Dejours (1998) afirma que o trabalho é inevitavelmente atravessado por situações de sofrimento, derivadas das exigências de produtividade, dos conflitos interpessoais e da busca incessante por resultados. Nesse contexto, o sofrimento surge como uma consequência do confronto entre o sujeito e as demandas do Outro, representado pela organização, pelas normas e pelos imperativos do mercado.

Na perspectiva lacaniana, esse sofrimento está relacionado ao excesso de gozo – um gozo que ultrapassa o limite do prazer e se torna destrutivo. No trabalho, esse gozo pode se manifestar na compulsão por desempenhar, no esforço em superar metas inalcançáveis ou na identificação alienante com os valores corporativos.

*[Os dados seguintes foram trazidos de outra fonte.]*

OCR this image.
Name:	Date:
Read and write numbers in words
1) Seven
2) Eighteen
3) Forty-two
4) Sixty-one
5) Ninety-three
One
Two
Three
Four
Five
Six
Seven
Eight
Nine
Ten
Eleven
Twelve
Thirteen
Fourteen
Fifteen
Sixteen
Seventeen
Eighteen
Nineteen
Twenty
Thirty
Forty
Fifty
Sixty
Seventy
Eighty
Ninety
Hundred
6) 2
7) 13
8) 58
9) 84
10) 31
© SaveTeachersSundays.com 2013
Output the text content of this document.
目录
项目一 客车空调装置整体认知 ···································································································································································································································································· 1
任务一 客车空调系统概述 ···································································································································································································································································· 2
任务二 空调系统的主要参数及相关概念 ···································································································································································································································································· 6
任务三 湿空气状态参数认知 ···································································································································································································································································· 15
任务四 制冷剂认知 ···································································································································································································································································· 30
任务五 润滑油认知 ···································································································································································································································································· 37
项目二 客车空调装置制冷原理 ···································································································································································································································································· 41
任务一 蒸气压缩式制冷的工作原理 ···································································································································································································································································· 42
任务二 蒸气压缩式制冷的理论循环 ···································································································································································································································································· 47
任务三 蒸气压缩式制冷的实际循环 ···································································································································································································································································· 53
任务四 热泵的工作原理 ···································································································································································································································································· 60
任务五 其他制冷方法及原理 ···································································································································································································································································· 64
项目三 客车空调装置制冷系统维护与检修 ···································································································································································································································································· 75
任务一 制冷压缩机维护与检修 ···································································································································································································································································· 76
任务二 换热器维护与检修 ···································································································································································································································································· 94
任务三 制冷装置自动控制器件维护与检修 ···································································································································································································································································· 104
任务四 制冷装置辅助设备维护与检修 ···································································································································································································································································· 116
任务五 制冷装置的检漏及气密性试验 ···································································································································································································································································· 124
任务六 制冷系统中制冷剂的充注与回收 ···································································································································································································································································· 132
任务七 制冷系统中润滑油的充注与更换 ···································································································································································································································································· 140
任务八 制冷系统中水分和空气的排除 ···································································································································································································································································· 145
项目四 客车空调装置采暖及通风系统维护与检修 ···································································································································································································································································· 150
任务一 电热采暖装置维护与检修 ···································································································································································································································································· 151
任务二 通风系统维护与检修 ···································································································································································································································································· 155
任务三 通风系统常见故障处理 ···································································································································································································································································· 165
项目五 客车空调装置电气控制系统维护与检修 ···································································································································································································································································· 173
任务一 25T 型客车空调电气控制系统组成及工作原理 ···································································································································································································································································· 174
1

Esse movimento, no entanto, frequentemente resulta em esgotamento psíquico, adoecimento e, em casos mais extremos, na loucura.

Apesar das potencialidades destrutivas do trabalho, Dejours (1998) também aponta para sua dimensão criativa. Ele sugere que o trabalho pode ser um espaço de reinvenção, onde o sujeito, ao enfrentar as adversidades, encontra formas de mobilizar sua inteligência prática, sua criatividade e sua capacidade de transformação.

Na psicanálise lacaniana, a criação no trabalho está ligada à articulação entre o desejo e o Real. Enquanto o gozo excessivo leva à alienação, o desejo opera como uma força que impulsiona o sujeito a buscar novas formas de lidar com os desafios e de produzir sentidos. A criação, nesse contexto, não é apenas a produção de algo novo, mas também um movimento de ressignificação e reconstrução de si mesmo no campo do trabalho.

Para que o trabalho seja um espaço de criação, é fundamental que as organizações promovam condições que permitam ao sujeito elaborar seu sofrimento. Isso inclui o reconhecimento das contribuições individuais, a valorização da subjetividade e a abertura para o diálogo e a escuta. Nesse sentido, o trabalho torna-se um campo de subjetivação, onde o sujeito pode articular seus próprios desejos com as demandas externas, criando um equilíbrio que permita a realização pessoal e coletiva.


Referências Bibliográficas

DEJOURS, Christophe. A loucura do trabalho: estudo de Psicopatologia do Trabalho. São Paulo: Cortez, 1998.